Attic storage spaces have a particular feeling, and Victoria’s Last Challenge captures the atmosphere perfectly, with enough ambient lighting to see by, but dim enough to give some atmosphere, nooks and crannies to explore, creaky floors, and odd noises. The atmosphere was so well done, at one point I wondered if we would be finding Aunt Victoria’s money in our search or a map for a hidden pirate treasure.
The game played out in a mostly linear fashion, although there were points Gord and I were able to to take a few moments of independent exploration. Although the underlying narrative is simple, Victoria’s Last Challenge had a wonderful flow to the game play with a fast pace that kept surprising us. Plus, when you’re in an attic full of discarded toys, it would be a crime not to play, and the game provided many opportunities to do just that.

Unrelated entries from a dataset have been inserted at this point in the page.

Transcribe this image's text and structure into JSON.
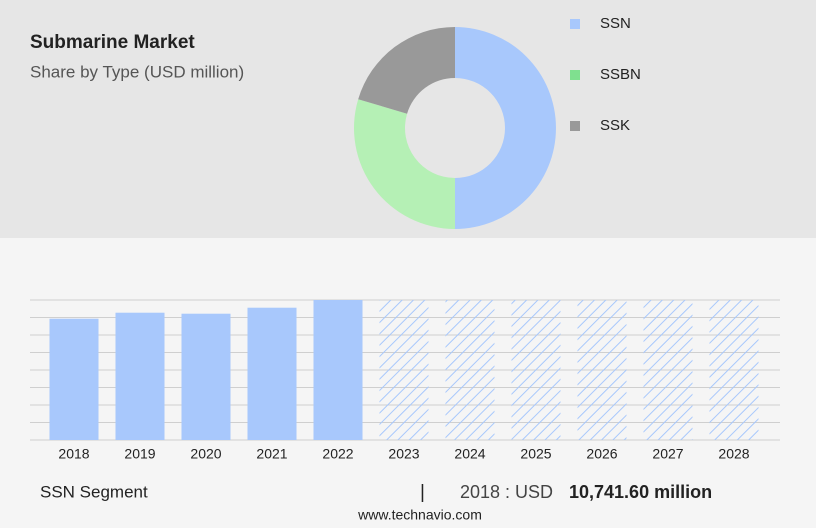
{
  "chart_data": [
    {
      "type": "donut",
      "title": "Submarine Market",
      "subtitle": "Share by Type (USD million)",
      "categories": [
        "SSN",
        "SSBN",
        "SSK"
      ],
      "values": [
        50,
        29.6,
        20.4
      ],
      "colors": [
        "#a8c8fc",
        "#b5f0b5",
        "#999999"
      ],
      "legend_colors": [
        "#a8c8fc",
        "#7fe08f",
        "#999999"
      ]
    },
    {
      "type": "bar",
      "categories": [
        "2018",
        "2019",
        "2020",
        "2021",
        "2022",
        "2023",
        "2024",
        "2025",
        "2026",
        "2027",
        "2028"
      ],
      "values": [
        10741.6,
        11275,
        11186,
        11718,
        12400,
        null,
        null,
        null,
        null,
        null,
        null
      ],
      "color": "#a8c8fc",
      "ylim": [
        0,
        12400
      ],
      "grid": true
    }
  ],
  "footer": {
    "segment": "SSN Segment",
    "separator": "|",
    "year_label": "2018 : USD",
    "value_label": "10,741.60 million",
    "website": "www.technavio.com"
  }
}
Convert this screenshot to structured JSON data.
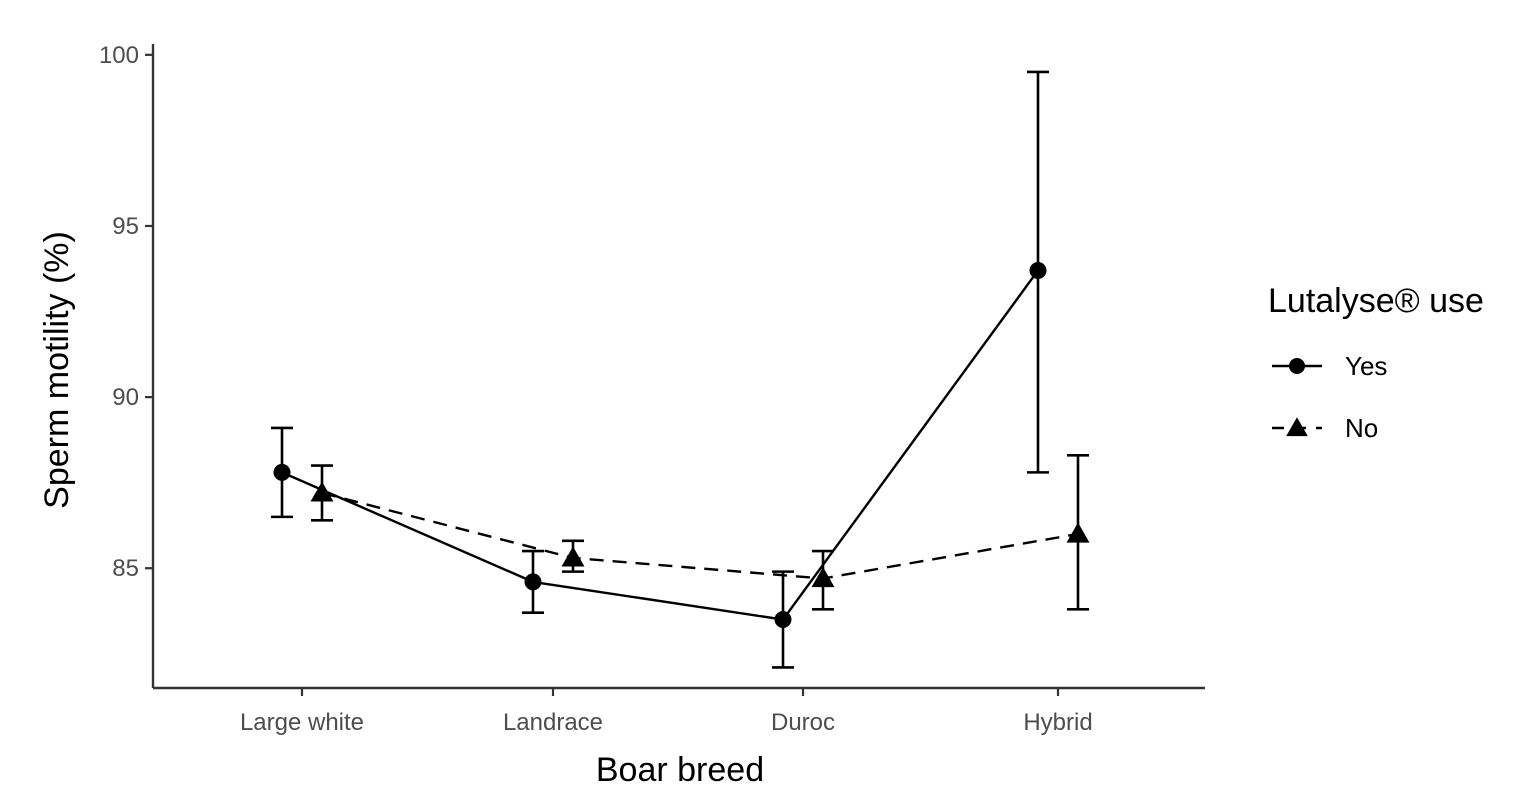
{
  "chart_data": {
    "type": "line",
    "title": "",
    "xlabel": "Boar breed",
    "ylabel": "Sperm motility  (%)",
    "categories": [
      "Large white",
      "Landrace",
      "Duroc",
      "Hybrid"
    ],
    "ylim": [
      81.5,
      100.2
    ],
    "yticks": [
      85,
      90,
      95,
      100
    ],
    "yticks_labels": [
      "85",
      "90",
      "95",
      "100"
    ],
    "grid": false,
    "legend": {
      "title": "Lutalyse® use",
      "placement": "right"
    },
    "series": [
      {
        "name": "Yes",
        "marker": "circle",
        "line_style": "solid",
        "color": "#000000",
        "values": [
          87.8,
          84.6,
          83.5,
          93.7
        ],
        "error_low": [
          86.5,
          83.7,
          82.1,
          87.8
        ],
        "error_high": [
          89.1,
          85.5,
          84.9,
          99.5
        ]
      },
      {
        "name": "No",
        "marker": "triangle",
        "line_style": "dashed",
        "color": "#000000",
        "values": [
          87.2,
          85.3,
          84.7,
          86.0
        ],
        "error_low": [
          86.4,
          84.9,
          83.8,
          83.8
        ],
        "error_high": [
          88.0,
          85.8,
          85.5,
          88.3
        ]
      }
    ]
  }
}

Designed to put us to the test, to determine if we were indeed worthy of our aunties’ fortune, Victoria’s Last Challenge provided a great mix of puzzles, secured by not just by padlocks, but also a few more unique things. The game was absolutely filled with a great many satisfying escape room “classics” combined with some delightfully clever moments that just didn’t let up with the “Ah ha!” moments. Cyphers, codes, observation puzzles, logic, maths, pattern recognition – if you expect a certain type of puzzle to be in an escape room, it was probably here. And of course, no escape room is complete without the need for a good rummage around the space, and Victoria’s Last Challenge certainly required us to have a good search. But whatever the style, the puzzles were invariably fair, and well signposted. In fact, even the one solution that we somehow managed to arrive at out of pure luck and were wondering “How on Earth were we meant to figure that out?” actually had a delightful puzzle attached to it.
Tim very much used his acting skills to bring our briefing to life. I almost believed I actually had a Great Aunt Victoria and her spirit was in the room with me. But thoroughly entertaining briefing aside, Tim was an excellent host. Friendly, conversational, and most of all, intuitive to our struggles.
Gord and I have good days and bad days with our brains, and on days where we need hints, our preferred method of being clued is for the GM to chime in when they think we’re being idiots to prevent our own frustration. This is the way Tim delivered clues. If he noticed that we needed a bit of help, we would hear a loud “Bong!” at which point we could decide, with either a thumbs up or a thumbs down, if we agreed that we needed a clue. Of course, if the GM thinks we need a clue, we’re inclined to agree, and these popped up on the screen in the corner.
Victoria’s Last Challenge is the epitome of classic escape room, with solid and logical puzzles that are sure to thrill new escapees and please enthusiasts.